YAXArrays.jl
YAXArrays.jl copied to clipboard
Digesting intake catalogs
Hello!
I see a lot of tutorial that uses intake (Python package) for data loading. Especially for remote datasets such as CMIP6, ERA5, etc.. How hard it is to be able to load those datasets into YAXArrays.jl? I am not a specialist of intake, but if linked with YAXArrays.jl, it could potentially open up lots of Datasets around the world on cloud hosting. `
For example
https://hydrocloudservices.github.io/catalogs/notebooks/ipynb/atmosphere.html http://gallery.pangeo.io/repos/pangeo-gallery/cmip6/intake_ESM_example.html
edit - intake-xarray : https://intake-xarray.readthedocs.io/en/latest/index.html
Best regards!
You mean like here:
https://juliadatacubes.github.io/YAXArrays.jl/dev/examples/generated/Gallery/simplemaps/ https://juliadatacubes.github.io/YAXArrays.jl/dev/examples/generated/UserGuide/openZarr/
and currently I'm working a tutorial using ERA5 directly from the cloud store. [Probably a little bit more information into the tutorial will be nice to have.]
You mean like here:
https://juliadatacubes.github.io/YAXArrays.jl/dev/examples/generated/Gallery/simplemaps/ https://juliadatacubes.github.io/YAXArrays.jl/dev/examples/generated/UserGuide/openZarr/
and currently I'm working a tutorial using ERA5 directly from the cloud store. [Probably a little bit more information into the tutorial will be nice to have.]
Yes, like this, but I guess it simply a matter of building the gs/https/S3 link myself from the information in the yaml catalog. But that would mean basically rewritting the intake library and hoping to stay coherent with upstream features.
Perhaps I'm wondering how hard it would be to have something like 👍
using PyCall
using Zarr, YAXArrays
intake = pyimport("intake")
catalog_url = "https://raw.githubusercontent.com/hydrocloudservices/catalogs/main/catalogs/main.yaml"
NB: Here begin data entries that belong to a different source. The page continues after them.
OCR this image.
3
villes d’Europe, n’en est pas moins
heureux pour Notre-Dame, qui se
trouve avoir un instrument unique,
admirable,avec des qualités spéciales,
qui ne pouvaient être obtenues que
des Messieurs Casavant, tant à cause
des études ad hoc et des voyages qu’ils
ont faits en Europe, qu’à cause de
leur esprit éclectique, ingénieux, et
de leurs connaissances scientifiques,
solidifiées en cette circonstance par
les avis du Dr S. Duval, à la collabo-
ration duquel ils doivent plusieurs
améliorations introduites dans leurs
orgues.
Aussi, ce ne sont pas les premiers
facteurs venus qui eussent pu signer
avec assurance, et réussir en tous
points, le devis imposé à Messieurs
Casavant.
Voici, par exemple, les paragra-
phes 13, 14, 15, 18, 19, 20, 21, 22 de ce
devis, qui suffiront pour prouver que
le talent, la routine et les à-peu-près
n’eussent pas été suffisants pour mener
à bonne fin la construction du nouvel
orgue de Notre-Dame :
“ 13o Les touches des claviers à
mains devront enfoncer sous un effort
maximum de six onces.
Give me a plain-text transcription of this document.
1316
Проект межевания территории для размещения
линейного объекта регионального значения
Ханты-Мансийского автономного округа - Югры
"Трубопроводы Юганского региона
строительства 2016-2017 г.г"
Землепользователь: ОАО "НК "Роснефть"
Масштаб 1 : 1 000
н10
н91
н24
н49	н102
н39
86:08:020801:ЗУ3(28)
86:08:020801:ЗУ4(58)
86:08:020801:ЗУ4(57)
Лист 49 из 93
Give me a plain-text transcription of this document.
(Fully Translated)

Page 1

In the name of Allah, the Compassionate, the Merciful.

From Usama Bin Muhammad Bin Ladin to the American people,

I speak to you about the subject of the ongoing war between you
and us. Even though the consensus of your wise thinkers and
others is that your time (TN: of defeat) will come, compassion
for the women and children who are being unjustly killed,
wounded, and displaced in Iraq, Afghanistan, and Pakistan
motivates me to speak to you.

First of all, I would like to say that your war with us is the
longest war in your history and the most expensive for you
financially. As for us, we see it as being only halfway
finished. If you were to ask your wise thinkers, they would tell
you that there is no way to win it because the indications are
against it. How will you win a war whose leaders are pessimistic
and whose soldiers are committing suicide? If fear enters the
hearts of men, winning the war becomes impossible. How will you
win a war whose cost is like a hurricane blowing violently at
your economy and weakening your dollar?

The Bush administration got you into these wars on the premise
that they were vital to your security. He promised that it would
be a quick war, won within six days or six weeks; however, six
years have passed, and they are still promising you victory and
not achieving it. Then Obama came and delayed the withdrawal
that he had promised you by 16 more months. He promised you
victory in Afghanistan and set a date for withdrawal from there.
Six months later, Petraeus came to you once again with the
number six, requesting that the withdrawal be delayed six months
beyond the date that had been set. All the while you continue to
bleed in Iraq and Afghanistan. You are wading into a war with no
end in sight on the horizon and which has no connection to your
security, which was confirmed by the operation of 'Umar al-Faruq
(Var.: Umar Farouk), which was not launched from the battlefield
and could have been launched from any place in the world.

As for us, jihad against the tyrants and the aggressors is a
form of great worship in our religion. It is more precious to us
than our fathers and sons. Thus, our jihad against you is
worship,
catalog=intake.open_catalog(catalog_url)
g=open_dataset(cat.atmosphere.era5_reanalysis_single_levels())
# where
(Julia) > cat.atmosphere.era5_reanalysis_single_levels()
PyObject sources:
era5_reanalysis_single_levels:
args:
consolidated: true
engine: zarr
storage_options:
anon: true
client_kwargs:
endpoint_url: https://s3.wasabisys.com
region_name: us-east-1
config_kwargs:
max_pool_connections: 30
urlpath:
- s3://era5/world/reanalysis/single-levels/zarr/timeseries/archive
description: ERA5 hourly estimates of variables on single levels chunked for time
series analysis
driver: intake_xarray.xzarr.ZarrSource
metadata:
catalog_dir: https://raw.githubusercontent.com/hydrocloudservices/catalogs/main/catalogs
status:
- prod
tags:
- ocean
- model
- atmosphere
url: https://cds.climate.copernicus.eu/cdsapp#!/dataset/reanalysis-era5-single-levels
I do have a "working" behaviour constructed by hand, but I am not sure how robust it is compared to standards. For example, based on the same catalogue:
using PyCall
using Zarr, YAXArrays
intake = pyimport("intake")
catalog_url = "https://raw.githubusercontent.com/hydrocloudservices/catalogs/main/catalogs/main.yaml"
catalog=intake.open_catalog(catalog_url)
# Pointing directly to ERA5
datastore = cat.atmosphere.era5_reanalysis_single_levels()
# Building an https URL
Store = string("https://s3.",datastore[:storage_options]["client_kwargs"]["region_name"],".wasabisys.com/",datastore[:urlpath][1][6:end])
"https://s3.us-east-1.wasabisys.com/era5/world/reanalysis/single-levels/zarr/timeseries/archive"
g=open_dataset(zopen(Store, consolidated=true))
YAXArray Dataset
Dimensions:
longitude Axis with 1440 Elements from -180.0 to 179.75
latitude Axis with 721 Elements from 90.0 to -90.0
time Axis with 368184 Elements from 1979-01-01T00:00:00 to 2020-12-31T23:00:00
Variables: tp t2m
Properties: source => Reanalysis title => ERA5 forecasts institution => ECMWF
I see. Also, not sure about the complexity here. Maybe @meggart? has a clearer about this issue.
Has there been any progress towards a Julia equivalent of intake or would you recommend using PyCall instead?
I don't know of any work on an intake for Julia equivalent. I think that at the moment the way to go is to use PyCall as described above. @meggart was working to converting any xarray object to an YAXArrays but I am not sure how far this is ready.